Il allait peut-être se briser au prochain coup, je savais pas, et je m'en fichais.
Il avait quand même résisté au coup de l'escalier, alors bon...
Pour l'heure, je cassais du fils à papa aux côtés de Pierrot, Aurélien et Solenne, que j'essayais de protéger du mieux que je pouvais.
J'ai vaguement cru entendre un cri venant de la fosse. Je me suis retourné à temps pour éviter le poing d'un mec qui venait de monter sur scène. Je l'ai renvoyé d'où il était venu et j'ai tourné ma basse vers un autre type.

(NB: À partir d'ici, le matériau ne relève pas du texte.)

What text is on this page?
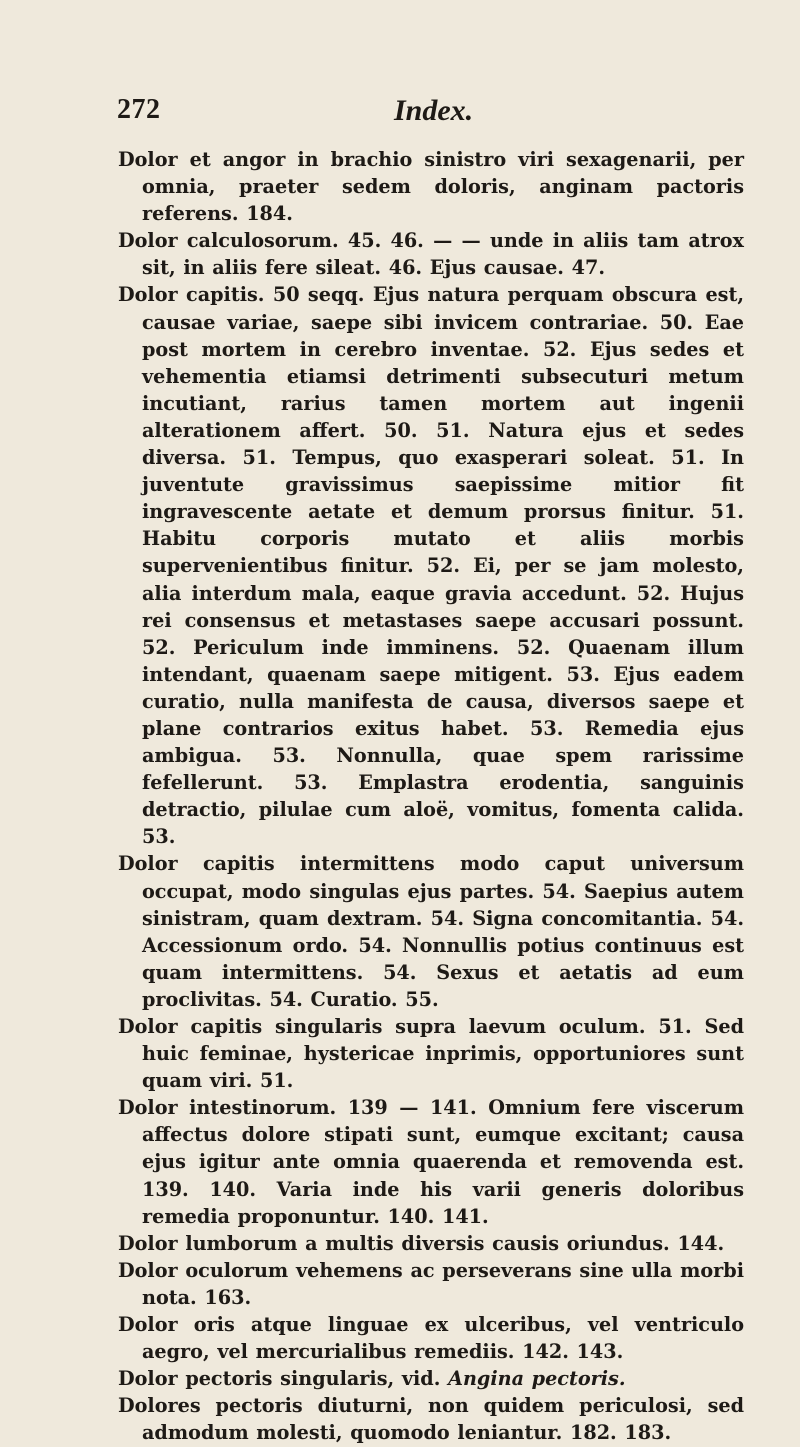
272	Index.

Dolor et angor in brachio sinistro viri sexagenarii, per omnia, praeter sedem doloris, anginam pactoris referens. 184.

Dolor calculosorum. 45. 46. — — unde in aliis tam atrox sit, in aliis fere sileat. 46. Ejus causae. 47.

Dolor capitis. 50 seqq. Ejus natura perquam obscura est, causae variae, saepe sibi invicem contrariae. 50. Eae post mortem in cerebro inventae. 52. Ejus sedes et vehementia etiamsi detrimenti subsecuturi metum incutiant, rarius tamen mortem aut ingenii alterationem affert. 50. 51. Natura ejus et sedes diversa. 51. Tempus, quo exasperari soleat. 51. In juventute gravissimus saepissime mitior fit ingravescente aetate et demum prorsus finitur. 51. Habitu corporis mutato et aliis morbis supervenientibus finitur. 52. Ei, per se jam molesto, alia interdum mala, eaque gravia accedunt. 52. Hujus rei consensus et metastases saepe accusari possunt. 52. Periculum inde imminens. 52. Quaenam illum intendant, quaenam saepe mitigent. 53. Ejus eadem curatio, nulla manifesta de causa, diversos saepe et plane contrarios exitus habet. 53. Remedia ejus ambigua. 53. Nonnulla, quae spem rarissime fefellerunt. 53. Emplastra erodentia, sanguinis detractio, pilulae cum aloë, vomitus, fomenta calida. 53.

Dolor capitis intermittens modo caput universum occupat, modo singulas ejus partes. 54. Saepius autem sinistram, quam dextram. 54. Signa concomitantia. 54. Accessionum ordo. 54. Nonnullis potius continuus est quam intermittens. 54. Sexus et aetatis ad eum proclivitas. 54. Curatio. 55.

Dolor capitis singularis supra laevum oculum. 51. Sed huic feminae, hystericae inprimis, opportuniores sunt quam viri. 51.

Dolor intestinorum. 139 — 141. Omnium fere viscerum affectus dolore stipati sunt, eumque excitant; causa ejus igitur ante omnia quaerenda et removenda est. 139. 140. Varia inde his varii generis doloribus remedia proponuntur. 140. 141.

Dolor lumborum a multis diversis causis oriundus. 144.

Dolor oculorum vehemens ac perseverans sine ulla morbi nota. 163.

Dolor oris atque linguae ex ulceribus, vel ventriculo aegro, vel mercurialibus remediis. 142. 143.

Dolor pectoris singularis, vid. Angina pectoris.

Dolores pectoris diuturni, non quidem periculosi, sed admodum molesti, quomodo leniantur. 182. 183.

Je me suis arrêté, le temps de reprendre mon souffle, et j'ai croisé son regard.
Le temps s'est arrêté pendant que je me perdais dans ses yeux.
Putain, qu'est-ce que cette fille est magnifique...
J'ai détaché mes yeux des siens, mais le temps n'a pas repris son vol pour autant.
Tout autour de moi, le gens étaient tous figés.
Même ma Solenne.
Tous bloqués dans des postures plus ou moins ridicules, tous fixant droit devant eux d'un regard vide.
Seuls les yeux de ma belle brillaient encore, d'un éclat qui me semblait irréel, à côté de tous ces corps vides suspendus autour de nous.
J'ai cherché Aurélien et Pierrot.
Ils avaient disparu.
Et Sébastien ? Je l'avais perdu de vue au début de la baston.
Où était-il ?
Résumé de la situation : Le temps s'est arrêté et je suis le seul à pouvoir bouger. Sébastien, Pierrot et Aurélien ont disparu et les yeux de Solenne brillent encore plus que d'habitude. Et j'ai ma basse dans les mains.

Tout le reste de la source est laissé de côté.